Shadow stacks aim to provide secure storage for return addresses that can only be written by call instructions. This ensures that memory corruption bugs cannot be used to divert control flow at function returns, which used to be a widespread exploitation technique since the beginnings of time.
While the shadow stack design is sound as it provides precise enforcement of call/return pairs, implementing it in real life systems faces several problems such as protecting the shadow stack region itself from memory corruption attacks, performance overhead of instructions needed to read from and write to the shadow stack, and compatibility with programming constructs that intentionally violate the strict call/return pairing assumed by the shadow stack design.
Traditional shadow stack implementations all suffer from the problem that they're writable and thus subject to memory corruption themselves. Fixing this by changing memory protection rights on each function call and return is prohibitively expensive thus most designs either assume a weaker threat model or try to hide behind ASLR (which is vulnerable to more powerful threats itself).
Intel's shadow stack design solves the problem of writable shadow stacks by giving hardware support to separate the shadow stack memory from other data and allow only designated instructions to write there. This is a sound design but the particular implementation requires implementors to be careful.
Namely, the way shadow stacks are marked seems to make RELRO and text relocated pages look like shadow stacks as well (they're all read-only but have been written to thus dirty in the last level page table entries). This can become a problem if the actual shadow stack area is ever mapped directly next to such a mapping as overflowing or underflowing the shadow stack may go unnoticed and give rise to an attack. Speaking of which, the current document doesn't say anything about how shadow stack overflows/underflows are handled.
Finally, as already discovered by past implementors ([P10] [P11] [P12] [P13]), shadow stacks cannot be used through compiler modifications only. Each OS has their own exceptional cases that need special handling. On Linux and similar OSes, these exceptional cases include the setjmp/longjmp/makecontext/setcontext set of functions which can violate the assumption that a function will return to its call site. It also includes the default glibc behavior of lazy binding (done for performance reasons) as well as C++ exceptions and asynchronous signal handling.

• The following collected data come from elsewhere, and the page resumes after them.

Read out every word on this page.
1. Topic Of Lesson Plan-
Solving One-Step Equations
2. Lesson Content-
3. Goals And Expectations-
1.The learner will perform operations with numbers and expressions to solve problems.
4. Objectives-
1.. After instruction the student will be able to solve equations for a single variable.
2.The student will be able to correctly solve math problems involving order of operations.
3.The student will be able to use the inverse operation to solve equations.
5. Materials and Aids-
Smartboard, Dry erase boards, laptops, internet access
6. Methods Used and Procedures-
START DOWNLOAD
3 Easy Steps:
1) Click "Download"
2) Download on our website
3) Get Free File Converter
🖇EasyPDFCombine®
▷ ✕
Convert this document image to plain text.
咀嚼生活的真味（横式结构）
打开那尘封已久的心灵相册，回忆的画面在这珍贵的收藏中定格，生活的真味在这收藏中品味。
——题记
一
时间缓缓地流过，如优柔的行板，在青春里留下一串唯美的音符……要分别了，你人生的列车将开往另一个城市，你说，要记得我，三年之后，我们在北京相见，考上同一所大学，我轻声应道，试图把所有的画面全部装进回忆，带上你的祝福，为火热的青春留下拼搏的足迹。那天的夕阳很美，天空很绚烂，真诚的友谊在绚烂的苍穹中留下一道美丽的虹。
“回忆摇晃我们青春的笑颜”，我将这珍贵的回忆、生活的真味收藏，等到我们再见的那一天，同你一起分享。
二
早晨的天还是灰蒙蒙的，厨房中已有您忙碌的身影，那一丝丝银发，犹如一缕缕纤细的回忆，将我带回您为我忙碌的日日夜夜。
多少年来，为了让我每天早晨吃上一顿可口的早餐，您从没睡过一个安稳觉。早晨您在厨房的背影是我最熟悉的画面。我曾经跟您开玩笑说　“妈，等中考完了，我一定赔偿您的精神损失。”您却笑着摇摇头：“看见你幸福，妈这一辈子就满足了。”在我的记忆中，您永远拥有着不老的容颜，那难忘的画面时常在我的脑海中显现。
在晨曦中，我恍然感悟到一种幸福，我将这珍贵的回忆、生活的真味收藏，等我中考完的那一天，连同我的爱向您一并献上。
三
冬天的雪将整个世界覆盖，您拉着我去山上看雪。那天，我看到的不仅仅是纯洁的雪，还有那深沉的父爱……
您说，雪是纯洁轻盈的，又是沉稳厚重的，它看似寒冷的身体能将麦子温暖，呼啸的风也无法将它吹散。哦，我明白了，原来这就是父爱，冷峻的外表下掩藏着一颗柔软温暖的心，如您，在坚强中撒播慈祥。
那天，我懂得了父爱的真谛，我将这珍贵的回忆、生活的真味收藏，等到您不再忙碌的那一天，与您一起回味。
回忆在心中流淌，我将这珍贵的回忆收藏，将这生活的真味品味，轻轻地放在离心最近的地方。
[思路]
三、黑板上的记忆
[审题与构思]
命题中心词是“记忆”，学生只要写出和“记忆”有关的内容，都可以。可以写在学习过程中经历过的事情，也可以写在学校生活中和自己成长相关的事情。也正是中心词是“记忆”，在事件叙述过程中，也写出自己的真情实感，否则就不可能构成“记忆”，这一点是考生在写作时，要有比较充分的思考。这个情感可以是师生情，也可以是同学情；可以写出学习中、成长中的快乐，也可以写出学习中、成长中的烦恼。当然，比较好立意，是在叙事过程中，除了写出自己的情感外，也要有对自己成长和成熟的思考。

In summary, Intel's CET is mainly a hardware implementation of Microsoft's weak CFI implementation with the addition of a shadow stack. Its use will require the presence of Intel processors that aren't expected to be released for several years. Rather than truly innovating and advancing the state of the art in performance and security guarantees as RAP has, CET merely cements into hardware existing technology known and bypassed by academia and industry that is too weak to protect against the larger class of code reuse attacks. One can't help but notice a striking similarity with Intel's MPX, another software-dependent technology announced with great fanfare a few years ago that failed to live up to its many promises and never reached its intended adoption as the solution to end buffer overflow attacks and exists only as yet another bounds-checking based debugging technology.
In comparison, RAP is architecture-independent, best of breed in performance and security, doesn't require the latest CPU, and gives software developers the powerful ability to easily make the protections from RAP even more fine-grained.
- Note that in practice indirect calls are the interesting case as the typical use of indirect jumps is to implement high level switch/case constructs where the code addresses and the paths leading to them are already in read-only memory and thus not subject to memory corruption.